Trouble with Prolog scripts

Lee, Ian

2014-10-08 00:49:33 UTC

Looking for some help with / understanding of how the Prolog scripts work in Slurm.

I have a Slurm 14.03.7 installation on a cluster that I am administering. We want to add a process to check that a node has enough disk space on a particular device (/dev/shm in this case) and if not, then set that node to DRAIN with a Reason of "Insufficient diskspace on /dev/shm". For simplicity, imagine I currently have only one node, "n0" in the cluster.

Preparing for this I wrote a simple test prolog script:

#! /bin/bash
exit 10

As I understand it when I then call srun / sbatch the prolog script will return a non-zero exit code (10) and then the node where this failed will go into the "drain" state while the job should get rescheduled on a different node.
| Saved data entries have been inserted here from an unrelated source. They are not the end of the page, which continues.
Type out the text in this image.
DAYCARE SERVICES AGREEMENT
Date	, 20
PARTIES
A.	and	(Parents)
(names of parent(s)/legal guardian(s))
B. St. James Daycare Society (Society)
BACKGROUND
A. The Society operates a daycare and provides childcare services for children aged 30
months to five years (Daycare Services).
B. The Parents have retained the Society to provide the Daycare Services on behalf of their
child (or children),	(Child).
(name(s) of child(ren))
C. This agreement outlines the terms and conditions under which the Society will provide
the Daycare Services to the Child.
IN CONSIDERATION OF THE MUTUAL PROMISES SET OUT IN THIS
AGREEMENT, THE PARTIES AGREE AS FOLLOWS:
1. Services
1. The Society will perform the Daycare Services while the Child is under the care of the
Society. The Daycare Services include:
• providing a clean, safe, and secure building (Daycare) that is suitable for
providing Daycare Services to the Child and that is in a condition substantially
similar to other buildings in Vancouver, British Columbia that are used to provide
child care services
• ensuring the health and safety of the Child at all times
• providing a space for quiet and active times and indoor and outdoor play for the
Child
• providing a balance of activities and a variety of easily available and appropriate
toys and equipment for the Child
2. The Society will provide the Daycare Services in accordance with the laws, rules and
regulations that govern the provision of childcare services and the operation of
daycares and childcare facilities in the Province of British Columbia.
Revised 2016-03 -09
However, this seems to not be happening.

$ srun hostname
n0
# All nodes are idle, srun prints n0

I added the explicit command I would want to run to drain the node to my script before it exits:

#! /bin/bash
scontrol update NodeName=n0 State=drain Reason="Insufficient diskspace on /dev/shm"
exit 10

And then when I call `srun hostname` I get the node printing out the hostname, and the node ends up in the drain state.

$ srun hostname
n0
$ sinfo
PARTITION AVAIL TIMELIMIT NODES STATE NODELIST
debug* up infinite 1 drain n0

So I know that the prolog script is running, and if I try to run again it fails to queue, as I would expect:

$ srun hostname
srun: Required node not available (down or drained)
srun: job 235 queued and waiting for resources

Relevant settings from my slurm.conf file:

Prolog=/etc/slurm/slurm.prolog.sh
PrologFlags=Alloc

My question really is after the Prolog script is failing (exit(10)) why does the job continue along?

Alternatively, how would I configure SLURM so that I can do what I really want to do which is to drain a node if the diskspace of a particular disk is insufficient?

Thank you,

~ Ian Lee
Lawrence Livermore National Laboratory
(W) 925-423-4941=